People take part during a protest against the killing of social activists, in Bogota, Colombia July 26, 2019. REUTERS/Luisa Gonzalez
The killings, attributed to a variety of armed groups, have drawn increasing criticism from the international community even though President Ivan Duque insists the number of murders has been reduced since he took office nearly a year ago.
There is deep disagreement about the exact number of social leaders who have been killed. The human rights ombudsman says 486 were slain between the beginning of 2016 and mid-year 2019, while the attorney general’s office pegs the figure at 292.

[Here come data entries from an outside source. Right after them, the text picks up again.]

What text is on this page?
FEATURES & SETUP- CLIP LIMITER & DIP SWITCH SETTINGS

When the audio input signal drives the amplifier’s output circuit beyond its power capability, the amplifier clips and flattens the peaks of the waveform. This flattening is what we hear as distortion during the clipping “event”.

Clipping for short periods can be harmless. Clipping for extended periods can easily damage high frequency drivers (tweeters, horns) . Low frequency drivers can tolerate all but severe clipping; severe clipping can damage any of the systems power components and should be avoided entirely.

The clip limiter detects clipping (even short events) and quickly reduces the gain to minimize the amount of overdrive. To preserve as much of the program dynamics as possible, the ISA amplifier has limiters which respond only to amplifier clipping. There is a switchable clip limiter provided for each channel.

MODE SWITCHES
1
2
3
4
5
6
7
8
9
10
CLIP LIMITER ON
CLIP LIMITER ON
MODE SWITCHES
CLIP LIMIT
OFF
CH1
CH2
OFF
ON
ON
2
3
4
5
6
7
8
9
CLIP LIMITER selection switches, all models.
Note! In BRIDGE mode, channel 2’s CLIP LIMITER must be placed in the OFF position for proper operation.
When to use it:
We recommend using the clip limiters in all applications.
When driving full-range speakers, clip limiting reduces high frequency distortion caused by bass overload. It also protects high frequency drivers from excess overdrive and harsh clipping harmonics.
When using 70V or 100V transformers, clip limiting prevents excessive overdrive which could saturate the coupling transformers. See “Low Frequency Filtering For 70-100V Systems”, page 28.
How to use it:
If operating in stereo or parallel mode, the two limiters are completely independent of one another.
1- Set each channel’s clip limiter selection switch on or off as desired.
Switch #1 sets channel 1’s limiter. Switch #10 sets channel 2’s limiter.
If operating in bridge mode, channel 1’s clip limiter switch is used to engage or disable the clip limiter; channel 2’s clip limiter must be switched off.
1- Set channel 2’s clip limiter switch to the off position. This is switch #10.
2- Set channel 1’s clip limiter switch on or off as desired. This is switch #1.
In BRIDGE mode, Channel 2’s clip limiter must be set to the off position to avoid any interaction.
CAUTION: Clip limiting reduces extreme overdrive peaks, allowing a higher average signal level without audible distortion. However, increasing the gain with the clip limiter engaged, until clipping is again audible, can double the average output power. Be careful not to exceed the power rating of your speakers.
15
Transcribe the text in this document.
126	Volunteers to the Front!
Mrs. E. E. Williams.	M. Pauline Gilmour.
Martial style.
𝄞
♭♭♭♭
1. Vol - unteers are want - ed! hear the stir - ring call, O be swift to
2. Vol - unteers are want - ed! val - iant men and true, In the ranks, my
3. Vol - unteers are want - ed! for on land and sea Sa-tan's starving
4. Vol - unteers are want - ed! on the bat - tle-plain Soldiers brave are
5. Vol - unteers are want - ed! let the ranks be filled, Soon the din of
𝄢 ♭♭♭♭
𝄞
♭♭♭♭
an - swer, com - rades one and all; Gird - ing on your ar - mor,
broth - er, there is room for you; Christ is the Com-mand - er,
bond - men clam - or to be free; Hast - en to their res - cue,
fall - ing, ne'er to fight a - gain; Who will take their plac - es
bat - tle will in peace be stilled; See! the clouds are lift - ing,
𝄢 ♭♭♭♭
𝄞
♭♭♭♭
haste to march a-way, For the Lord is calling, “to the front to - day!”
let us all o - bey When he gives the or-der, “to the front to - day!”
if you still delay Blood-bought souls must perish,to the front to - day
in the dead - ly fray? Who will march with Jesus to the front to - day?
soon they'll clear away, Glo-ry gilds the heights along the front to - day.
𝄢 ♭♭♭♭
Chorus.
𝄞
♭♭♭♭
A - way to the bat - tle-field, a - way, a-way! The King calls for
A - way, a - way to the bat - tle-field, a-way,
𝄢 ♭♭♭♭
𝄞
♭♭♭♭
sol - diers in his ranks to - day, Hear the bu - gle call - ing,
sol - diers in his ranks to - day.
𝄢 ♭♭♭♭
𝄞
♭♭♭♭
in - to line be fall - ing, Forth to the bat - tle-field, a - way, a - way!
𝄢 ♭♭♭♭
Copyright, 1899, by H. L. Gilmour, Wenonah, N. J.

Peace and development think tank INDEPAZ says 734 activists have been murdered.
Friday’s protests were organized after a shocking video, filmed just after community leader Maria del Pilar Hurtado was murdered in the northern province of Cordoba, was shared widely on social media last month. In the video one of Hurtado’s four young children is seen screaming in grief near her body.
“We want an end to the selective and systematic murder of social leaders … who are defending the right to live in their territories, the respect for biodiversity, respect for the peace accord,” said protester Gloria Cuartas, who works for a group which promotes completion of the accord.
Cuartas spoke on the sidelines of the Bogota march, where protesters carried black and white photos of murdered activists and waved white flags.
Leaders are targeted by armed groups ranging from the National Liberation Army (ELN) guerrillas and fighters from the Revolutionary Armed Forces of Colombia (FARC) who refused to demobilize under the peace accord, to crime gangs founded by former right-wing paramilitaries.
Many of the murdered activists worked against drug trafficking or illegal mining and in favor of environmental or land restitution causes.
Some supported crop substitution programs meant to help farmers trade the planting of coca, the base ingredient in cocaine, for legal crops.
Duque, who was set to march in coastal Cartagena, promised this week he would work to reduce attacks on activists to zero.
Marches took place in more than 50 Colombian cities and towns and were also scheduled in dozens of foreign cities.
The polarizing deal between the government and the FARC ended that group’s part in the more than five decade conflict, which has killed some 260,000 people.